Tarryn-Leigh Solomons
South Africa’s chrome industry is facing its most significant regulatory shake-up in years as government prepares to impose stricter export controls and a 25% export tax on unprocessed chrome ore. The measures aim to curb illegal mining, stimulate domestic beneficiation, and revive the struggling ferrochrome sector.
While some in the industry welcome government efforts to restore order, others warn the proposals could backfire — threatening investment, jobs, and mining viability.
Crackdown on Illegal Chrome Mining
The policy shift follows a renewed drive to combat illegal chrome operations, particularly in Limpopo and the North West.
Key enforcement and regulatory actions include:
· Increased law enforcement targeting illegal miners, chrome stockpiles, and unlicensed transporters.
· Export permit requirements through the International Trade Administration Commission (ITAC), demanding proof of legal origin and environmental compliance.
· Seizure of assets such as trucks, trailers, and chrome stock to disrupt illegal supply chains.
The Department of Trade, Industry and Competition (DTIC) confirmed that chrome ore exports will soon require permits. The draft regulations are open for public comment until 31 October 2025, with implementation expected soon after.
“We cannot allow a strategic national resource to be stripped out of the country without oversight or beneficiation,” said Parks Tau, Minister of Trade, Industry and Competition. “Export control will help restore order to the chrome sector and rebuild confidence in legitimate operations.”
Proposed 25% Export Tax: Beneficiation or Burden?
Alongside export controls, Cabinet has supported a 25% export levy on raw chrome to encourage domestic smelting and value-added processing.
This aligns with government’s industrial development goals and seeks to rebuild the ferrochrome sector, which has struggled with rising energy costs, global overcapacity, and underinvestment.
Government is also considering:
· Electricity tariff relief for smelters that suspended operations due to high power prices.
· Expansion of Special Economic Zone (SEZ) incentives to make beneficiation financially viable.
Industry Pushback
Producers and the Minerals Council South Africa argue the real barrier is energy — not ore availability.
“An export tax will not save ferrochrome. It will make mining less viable, reduce investment, and cost jobs,” the Minerals Council warned earlier this year.
With many smelters already offline, industry voices caution that levies without energy reform could cause mine closures, job losses, and capital flight.
Analysts add that delays in implementing export controls since mid-2024 have allowed illegal exports to thrive.
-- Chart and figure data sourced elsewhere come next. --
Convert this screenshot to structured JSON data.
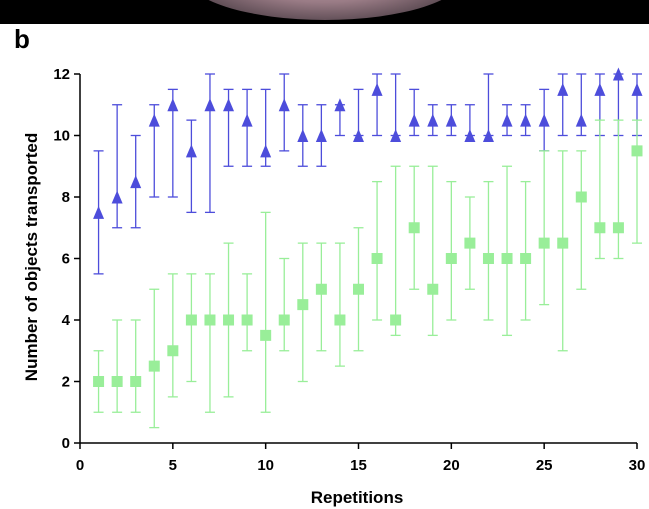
{
  "panel_label": "b",
  "chart_data": {
    "type": "scatter",
    "title": "",
    "xlabel": "Repetitions",
    "ylabel": "Number of objects transported",
    "xlim": [
      0,
      30
    ],
    "ylim": [
      0,
      12
    ],
    "xticks": [
      0,
      5,
      10,
      15,
      20,
      25,
      30
    ],
    "yticks": [
      0,
      2,
      4,
      6,
      8,
      10,
      12
    ],
    "grid": false,
    "series": [
      {
        "marker": "triangle",
        "color": "#4d4ddb",
        "points": [
          {
            "x": 1,
            "y": 7.5,
            "low": 5.5,
            "high": 9.5
          },
          {
            "x": 2,
            "y": 8,
            "low": 7,
            "high": 11
          },
          {
            "x": 3,
            "y": 8.5,
            "low": 7,
            "high": 10
          },
          {
            "x": 4,
            "y": 10.5,
            "low": 8,
            "high": 11
          },
          {
            "x": 5,
            "y": 11,
            "low": 8,
            "high": 11.5
          },
          {
            "x": 6,
            "y": 9.5,
            "low": 7.5,
            "high": 10.5
          },
          {
            "x": 7,
            "y": 11,
            "low": 7.5,
            "high": 12
          },
          {
            "x": 8,
            "y": 11,
            "low": 9,
            "high": 11.5
          },
          {
            "x": 9,
            "y": 10.5,
            "low": 9,
            "high": 11.5
          },
          {
            "x": 10,
            "y": 9.5,
            "low": 9,
            "high": 11.5
          },
          {
            "x": 11,
            "y": 11,
            "low": 9.5,
            "high": 12
          },
          {
            "x": 12,
            "y": 10,
            "low": 9,
            "high": 11
          },
          {
            "x": 13,
            "y": 10,
            "low": 9,
            "high": 11
          },
          {
            "x": 14,
            "y": 11,
            "low": 10,
            "high": 11
          },
          {
            "x": 15,
            "y": 10,
            "low": 10,
            "high": 11.5
          },
          {
            "x": 16,
            "y": 11.5,
            "low": 10,
            "high": 12
          },
          {
            "x": 17,
            "y": 10,
            "low": 10,
            "high": 12
          },
          {
            "x": 18,
            "y": 10.5,
            "low": 10,
            "high": 11.5
          },
          {
            "x": 19,
            "y": 10.5,
            "low": 10,
            "high": 11
          },
          {
            "x": 20,
            "y": 10.5,
            "low": 10,
            "high": 11
          },
          {
            "x": 21,
            "y": 10,
            "low": 10,
            "high": 11
          },
          {
            "x": 22,
            "y": 10,
            "low": 10,
            "high": 12
          },
          {
            "x": 23,
            "y": 10.5,
            "low": 10,
            "high": 11
          },
          {
            "x": 24,
            "y": 10.5,
            "low": 10,
            "high": 11
          },
          {
            "x": 25,
            "y": 10.5,
            "low": 9.5,
            "high": 11.5
          },
          {
            "x": 26,
            "y": 11.5,
            "low": 10,
            "high": 12
          },
          {
            "x": 27,
            "y": 10.5,
            "low": 10,
            "high": 12
          },
          {
            "x": 28,
            "y": 11.5,
            "low": 10,
            "high": 12
          },
          {
            "x": 29,
            "y": 12,
            "low": 10,
            "high": 12
          },
          {
            "x": 30,
            "y": 11.5,
            "low": 10,
            "high": 12
          }
        ]
      },
      {
        "marker": "square",
        "color": "#99ee99",
        "points": [
          {
            "x": 1,
            "y": 2,
            "low": 1,
            "high": 3
          },
          {
            "x": 2,
            "y": 2,
            "low": 1,
            "high": 4
          },
          {
            "x": 3,
            "y": 2,
            "low": 1,
            "high": 4
          },
          {
            "x": 4,
            "y": 2.5,
            "low": 0.5,
            "high": 5
          },
          {
            "x": 5,
            "y": 3,
            "low": 1.5,
            "high": 5.5
          },
          {
            "x": 6,
            "y": 4,
            "low": 2,
            "high": 5.5
          },
          {
            "x": 7,
            "y": 4,
            "low": 1,
            "high": 5.5
          },
          {
            "x": 8,
            "y": 4,
            "low": 1.5,
            "high": 6.5
          },
          {
            "x": 9,
            "y": 4,
            "low": 3,
            "high": 5.5
          },
          {
            "x": 10,
            "y": 3.5,
            "low": 1,
            "high": 7.5
          },
          {
            "x": 11,
            "y": 4,
            "low": 3,
            "high": 6
          },
          {
            "x": 12,
            "y": 4.5,
            "low": 2,
            "high": 6.5
          },
          {
            "x": 13,
            "y": 5,
            "low": 3,
            "high": 6.5
          },
          {
            "x": 14,
            "y": 4,
            "low": 2.5,
            "high": 6.5
          },
          {
            "x": 15,
            "y": 5,
            "low": 3,
            "high": 7
          },
          {
            "x": 16,
            "y": 6,
            "low": 4,
            "high": 8.5
          },
          {
            "x": 17,
            "y": 4,
            "low": 3.5,
            "high": 9
          },
          {
            "x": 18,
            "y": 7,
            "low": 5,
            "high": 9
          },
          {
            "x": 19,
            "y": 5,
            "low": 3.5,
            "high": 9
          },
          {
            "x": 20,
            "y": 6,
            "low": 4,
            "high": 8.5
          },
          {
            "x": 21,
            "y": 6.5,
            "low": 5,
            "high": 8
          },
          {
            "x": 22,
            "y": 6,
            "low": 4,
            "high": 8.5
          },
          {
            "x": 23,
            "y": 6,
            "low": 3.5,
            "high": 9
          },
          {
            "x": 24,
            "y": 6,
            "low": 4,
            "high": 8.5
          },
          {
            "x": 25,
            "y": 6.5,
            "low": 4.5,
            "high": 9.5
          },
          {
            "x": 26,
            "y": 6.5,
            "low": 3,
            "high": 9.5
          },
          {
            "x": 27,
            "y": 8,
            "low": 5,
            "high": 9.5
          },
          {
            "x": 28,
            "y": 7,
            "low": 6,
            "high": 10.5
          },
          {
            "x": 29,
            "y": 7,
            "low": 6,
            "high": 10.5
          },
          {
            "x": 30,
            "y": 9.5,
            "low": 6.5,
            "high": 10.5
          }
        ]
      }
    ]
  }
}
Up to 10% of South Africa’s chrome output — roughly 2.7 million tons — is believed to move through informal or illegal channels.
Global Competition Mounts
South Africa’s share of global ferrochrome production has declined as China and Kazakhstan expand smelting capacity, supported by low energy costs and pro-industry policies. This makes it crucial for South Africa’s chrome policy to balance beneficiation goals with mining viability.
Balancing Beneficiation and Viability
The chrome sector generated around R85 billion in export revenue in 2024 and employs about 25 000 people.
If well managed, the new measures could:
· Rein in illegal mining
· Stabilise the legal chrome value chain
· Stimulate downstream investment
If not, excessive restrictions and unresolved power pricing could see legal producers downscale or exit the market — worsening decline and unemployment.
The broader socio-economic factors driving illegal mining, including poverty and limited land access, must also be addressed to achieve lasting reform.
What’s Next
· Public consultation on export permits runs until 31 October 2025.
· Final regulations will be gazetted shortly after.
· The 25% export levy timeline remains under review.
As policymakers weigh their next steps, the chrome industry faces a defining moment: can beneficiation ambitions succeed without undermining mining viability? The answer will shape whether South Africa reclaims its role as a global ferrochrome leader or continues to lose ground.